Mais ces avancées ne masquent pas les limites persistantes. Les infrastructures restent le talon d’Achille du tourisme algérien : retards chroniques dans les projets de modernisation, sanitaires et parkings défaillants, éclairage insuffisant, accessibilité réduite pour les personnes à mobilité limitée, gestion des déchets encore problématique. La qualité hôtelière demeure inégale, avec des services parfois loin des standards internationaux et des tarifs jugés élevés par les familles. La communication officielle, souvent triomphaliste, met en avant les chiffres mais rarement les difficultés, créant un décalage entre les annonces et la réalité du terrain.
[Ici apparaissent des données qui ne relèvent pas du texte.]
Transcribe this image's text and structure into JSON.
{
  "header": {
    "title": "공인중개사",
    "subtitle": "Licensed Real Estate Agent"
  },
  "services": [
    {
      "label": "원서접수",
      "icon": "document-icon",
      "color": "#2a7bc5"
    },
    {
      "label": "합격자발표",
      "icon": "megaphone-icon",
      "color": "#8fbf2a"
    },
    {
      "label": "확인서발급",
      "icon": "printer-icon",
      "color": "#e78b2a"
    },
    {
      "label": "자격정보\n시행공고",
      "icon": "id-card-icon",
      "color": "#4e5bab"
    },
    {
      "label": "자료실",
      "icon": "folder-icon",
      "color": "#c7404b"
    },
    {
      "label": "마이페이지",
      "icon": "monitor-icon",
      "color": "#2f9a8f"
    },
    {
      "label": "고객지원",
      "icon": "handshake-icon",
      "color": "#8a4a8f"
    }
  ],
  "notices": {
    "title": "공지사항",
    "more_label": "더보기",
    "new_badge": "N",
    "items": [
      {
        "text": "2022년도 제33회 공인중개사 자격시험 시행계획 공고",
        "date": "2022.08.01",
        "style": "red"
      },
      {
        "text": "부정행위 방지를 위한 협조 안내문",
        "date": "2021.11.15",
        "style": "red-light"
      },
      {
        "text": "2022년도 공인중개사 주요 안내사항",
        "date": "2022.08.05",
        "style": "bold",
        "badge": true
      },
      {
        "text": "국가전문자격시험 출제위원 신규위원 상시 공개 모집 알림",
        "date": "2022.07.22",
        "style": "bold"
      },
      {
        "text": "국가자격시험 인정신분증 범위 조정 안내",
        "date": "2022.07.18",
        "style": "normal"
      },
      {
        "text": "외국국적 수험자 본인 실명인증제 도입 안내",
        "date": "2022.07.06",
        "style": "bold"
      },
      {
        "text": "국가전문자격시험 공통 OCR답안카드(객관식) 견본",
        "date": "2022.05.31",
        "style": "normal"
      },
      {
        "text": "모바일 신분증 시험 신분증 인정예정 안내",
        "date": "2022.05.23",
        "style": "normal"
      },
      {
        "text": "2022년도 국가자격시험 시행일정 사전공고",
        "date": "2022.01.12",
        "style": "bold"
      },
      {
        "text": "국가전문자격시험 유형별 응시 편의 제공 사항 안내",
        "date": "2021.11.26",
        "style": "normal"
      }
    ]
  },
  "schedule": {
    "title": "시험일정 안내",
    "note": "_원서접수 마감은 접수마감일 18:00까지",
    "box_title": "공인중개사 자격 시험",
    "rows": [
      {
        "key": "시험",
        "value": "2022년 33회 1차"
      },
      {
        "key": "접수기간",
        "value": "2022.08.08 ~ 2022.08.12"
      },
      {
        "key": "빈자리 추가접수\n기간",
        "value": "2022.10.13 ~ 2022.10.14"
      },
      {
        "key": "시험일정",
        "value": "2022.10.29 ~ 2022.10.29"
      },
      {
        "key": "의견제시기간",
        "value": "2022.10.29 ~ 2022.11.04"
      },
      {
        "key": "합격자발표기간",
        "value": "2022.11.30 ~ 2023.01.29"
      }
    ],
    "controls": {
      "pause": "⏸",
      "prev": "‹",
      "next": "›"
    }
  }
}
Pourtant, l’Algérie possède un potentiel touristique immense, probablement l’un des plus riches du Maghreb. Le plus grand pays d’Afrique concentre mer, montagne, désert, forêts, thermalisme, et un patrimoine culturel exceptionnel : la Casbah d’Alger, Timgad, Djemila, le Tassili, le Hoggar, les oasis millénaires, la diversité culturelle kabyle, chaouie, mozabite, touareg. Si elle investissait dans le tourisme avec la même intensité que la Tunisie ou le Maroc, l’Algérie pourrait devenir un acteur majeur du bassin méditerranéen. Ses voisins tirent 10 à 15 % de leur PIB du tourisme ; l’Algérie reste autour de 1 à 2 %.


Avec une stratégie cohérente, des infrastructures modernisées, une formation professionnelle solide, une politique de visas simplifiée et une promotion internationale ambitieuse, le pays pourrait créer des centaines de milliers d’emplois, attirer des millions de visiteurs et diversifier son économie au‑delà des hydrocarbures.


La saison estivale 2026 montre donc une Algérie à la croisée des chemins : des progrès visibles, des limites tenaces, et un potentiel colossal encore sous‑exploité. Le pays pourrait devenir un géant touristique, mais pour l’instant, il n’en est que l’ombre prometteuse.